In Maple and Vine, Katha and Ryu leave the modern world to live in a recreated 1955 society. Group Sales Representative Edward (Eddy) Budworth remembers his childhood in 1950s Santa Cruz as a more peaceful, safe, and polite era—but one in which not every person was encouraged toward self-actualization as we know it today.
1955: Five-year-old Eddy wearing the white suit his mother made for him. Photo courtesy Edward Budworth.
When Maple and Vine first came up as a possible production for our 2011–12 season, I was intrigued by the concept of going back to the '50 s and reliving my childhood. I was born in 1950 in Santa Cruz, at the time a small friendly town on the California coast.
My parents bought the house I grew up in for $7,000 with the help of the G.I. Bill. My father was a veteran of World War II, as were most of my parents' friends. Times were good for them, and my father started the furniture business that he ran until his retirement in 1978. My mother was, as the time almost dictated, a housewife, staying at home and raising me and my older sister Lyn.
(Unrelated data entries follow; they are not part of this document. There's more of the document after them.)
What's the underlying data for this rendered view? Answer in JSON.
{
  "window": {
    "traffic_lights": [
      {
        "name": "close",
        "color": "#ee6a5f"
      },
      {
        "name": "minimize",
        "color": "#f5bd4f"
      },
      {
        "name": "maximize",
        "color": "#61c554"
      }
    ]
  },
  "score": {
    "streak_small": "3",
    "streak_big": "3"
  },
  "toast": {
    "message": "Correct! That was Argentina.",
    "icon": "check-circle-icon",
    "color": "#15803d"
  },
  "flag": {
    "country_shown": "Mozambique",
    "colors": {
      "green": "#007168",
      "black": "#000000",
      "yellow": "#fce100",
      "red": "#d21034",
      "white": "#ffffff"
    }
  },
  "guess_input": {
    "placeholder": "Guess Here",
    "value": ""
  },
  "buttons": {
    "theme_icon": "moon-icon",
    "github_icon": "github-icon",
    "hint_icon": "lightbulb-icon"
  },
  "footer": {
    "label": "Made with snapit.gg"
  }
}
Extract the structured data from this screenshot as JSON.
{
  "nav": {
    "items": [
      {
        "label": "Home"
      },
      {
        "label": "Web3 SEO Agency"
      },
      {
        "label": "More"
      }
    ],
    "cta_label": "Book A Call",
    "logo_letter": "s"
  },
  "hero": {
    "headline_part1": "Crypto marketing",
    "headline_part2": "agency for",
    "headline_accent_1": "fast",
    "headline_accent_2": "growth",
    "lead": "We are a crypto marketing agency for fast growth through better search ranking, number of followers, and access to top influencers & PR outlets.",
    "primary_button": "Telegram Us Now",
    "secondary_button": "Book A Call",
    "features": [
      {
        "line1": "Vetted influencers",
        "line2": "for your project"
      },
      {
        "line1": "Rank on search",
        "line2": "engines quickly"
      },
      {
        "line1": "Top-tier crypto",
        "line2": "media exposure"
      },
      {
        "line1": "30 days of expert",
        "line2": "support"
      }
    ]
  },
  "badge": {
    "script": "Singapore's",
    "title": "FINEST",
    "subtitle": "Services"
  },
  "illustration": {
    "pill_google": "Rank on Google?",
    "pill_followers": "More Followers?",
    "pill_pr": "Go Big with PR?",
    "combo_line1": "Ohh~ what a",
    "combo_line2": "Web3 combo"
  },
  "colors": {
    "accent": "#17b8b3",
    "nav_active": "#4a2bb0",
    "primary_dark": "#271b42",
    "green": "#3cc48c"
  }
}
There was a general sense of security in our lives. We never locked a door (house or car), and we were never told "Don't speak to strangers" because it seemed that everyone knew everyone. Halloweens were free-for-alls with no rules or supervision. We could walk to school without fear of being harmed.
In our little town there were no real class distinctions, but we only called a very close friend of the family by their first name. Mr., Mrs., or Miss were mandatory salutations for all others. I can't imagine hearing the language I hear on Muni nowadays in public in the '50s.
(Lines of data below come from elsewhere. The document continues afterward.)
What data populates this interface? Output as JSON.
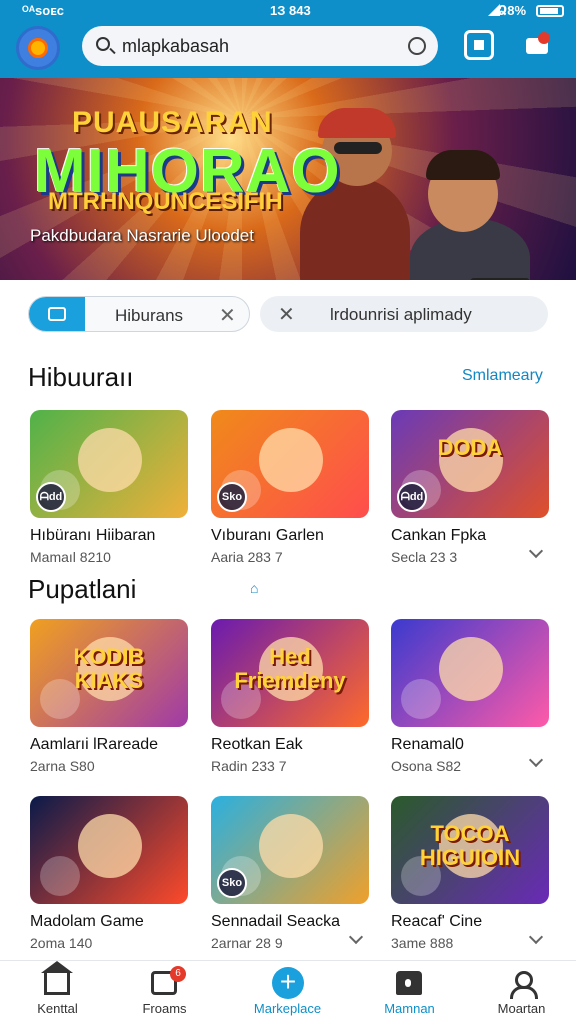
{
  "status_bar": {
    "carrier": "ᴼᴬsoᴇᴄ",
    "time": "1З 843",
    "battery": "Ձ8%"
  },
  "header": {
    "search": {
      "value": "mlapkabasah"
    }
  },
  "banner": {
    "title_top": "PUAUSARAN",
    "title_main": "MIHORAO",
    "title_sub": "MTRHNQUNCESIFIH",
    "caption": "Pakdbudara Nasrarie Uloodet"
  },
  "filters": [
    {
      "label": "Hiburans",
      "active": true
    },
    {
      "label": "lrdounrisi aplimady",
      "active": false
    }
  ],
  "sections": {
    "first": {
      "title": "Hibuuraıı",
      "link": "Smlameary"
    },
    "second": {
      "title": "Pupatlani"
    }
  },
  "cards": [
    {
      "title": "Hıbüranı Hiibaran",
      "sub": "Mamaıl 8210",
      "badge": "ᗩdd",
      "colors": [
        "#4fb24a",
        "#f0b03a"
      ],
      "word": ""
    },
    {
      "title": "Vıburanı Garlen",
      "sub": "Aaria 283 7",
      "badge": "Sko",
      "colors": [
        "#f08a1a",
        "#ff4d4d"
      ],
      "word": ""
    },
    {
      "title": "Cankan Fpka",
      "sub": "Secla 23 3",
      "badge": "ᗩdd",
      "colors": [
        "#6a3ab8",
        "#e0502a"
      ],
      "word": "DODA"
    },
    {
      "title": "Aamlarıi lRareade",
      "sub": "2arna S80",
      "badge": "",
      "colors": [
        "#f0a020",
        "#a03aa8"
      ],
      "word": "KODIB KIAKS"
    },
    {
      "title": "Reotkan Eak",
      "sub": "Radin 233 7",
      "badge": "",
      "colors": [
        "#6a1ab0",
        "#ff6a2a"
      ],
      "word": "Hed Friemdeny"
    },
    {
      "title": "Renamal0",
      "sub": "Osona S82",
      "badge": "",
      "colors": [
        "#3a3acf",
        "#ff5aa8"
      ],
      "word": ""
    },
    {
      "title": "Madolam Game",
      "sub": "2oma 140",
      "badge": "",
      "colors": [
        "#0a1a4a",
        "#ff4a2a"
      ],
      "word": ""
    },
    {
      "title": "Sennadail Seacka",
      "sub": "2arnar 28 9",
      "badge": "Sko",
      "colors": [
        "#2ab0e0",
        "#f0a02a"
      ],
      "word": ""
    },
    {
      "title": "Reacaf' Cine",
      "sub": "3ame 888",
      "badge": "",
      "colors": [
        "#2a5a2a",
        "#6a2ab8"
      ],
      "word": "TOCOA HIGUIOIN"
    }
  ],
  "bottom_nav": [
    {
      "label": "Kenttal",
      "icon": "home-icon",
      "active": false
    },
    {
      "label": "Froams",
      "icon": "inbox-icon",
      "badge": "6",
      "active": false
    },
    {
      "label": "Markeplace",
      "icon": "plus-icon",
      "active": true
    },
    {
      "label": "Mamnan",
      "icon": "shop-icon",
      "active": true
    },
    {
      "label": "Moartan",
      "icon": "user-icon",
      "active": false
    }
  ],
  "colors": {
    "primary": "#0e8fc9",
    "accent": "#1aa0dc",
    "badge_red": "#e43a2b"
  }
}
Would I want to go back and live that life again? Not completely. I am fortunate to have experienced that time and can draw on the many good things about the era. I believe there was more respect and consideration of others then. But I know that my mother, a woman of superior intelligence, was hindered by the customs of the day in achieving her true potential. I hope she can take heart in knowing she did the ultimate '50s thing: kept a great house, raised two children who loved her very much, and made a killer grasshopper chiffon pie.
1953: Three-year-old Eddy (left) with his family (from left), Bud, Alice, and Lyn. Photo courtesy Edward Budworth.
1959: Nine-year-old Eddy (in stripes) is chosen to demonstrate street-crossing safety by a police officer. Photo courtesy Edward Budworth.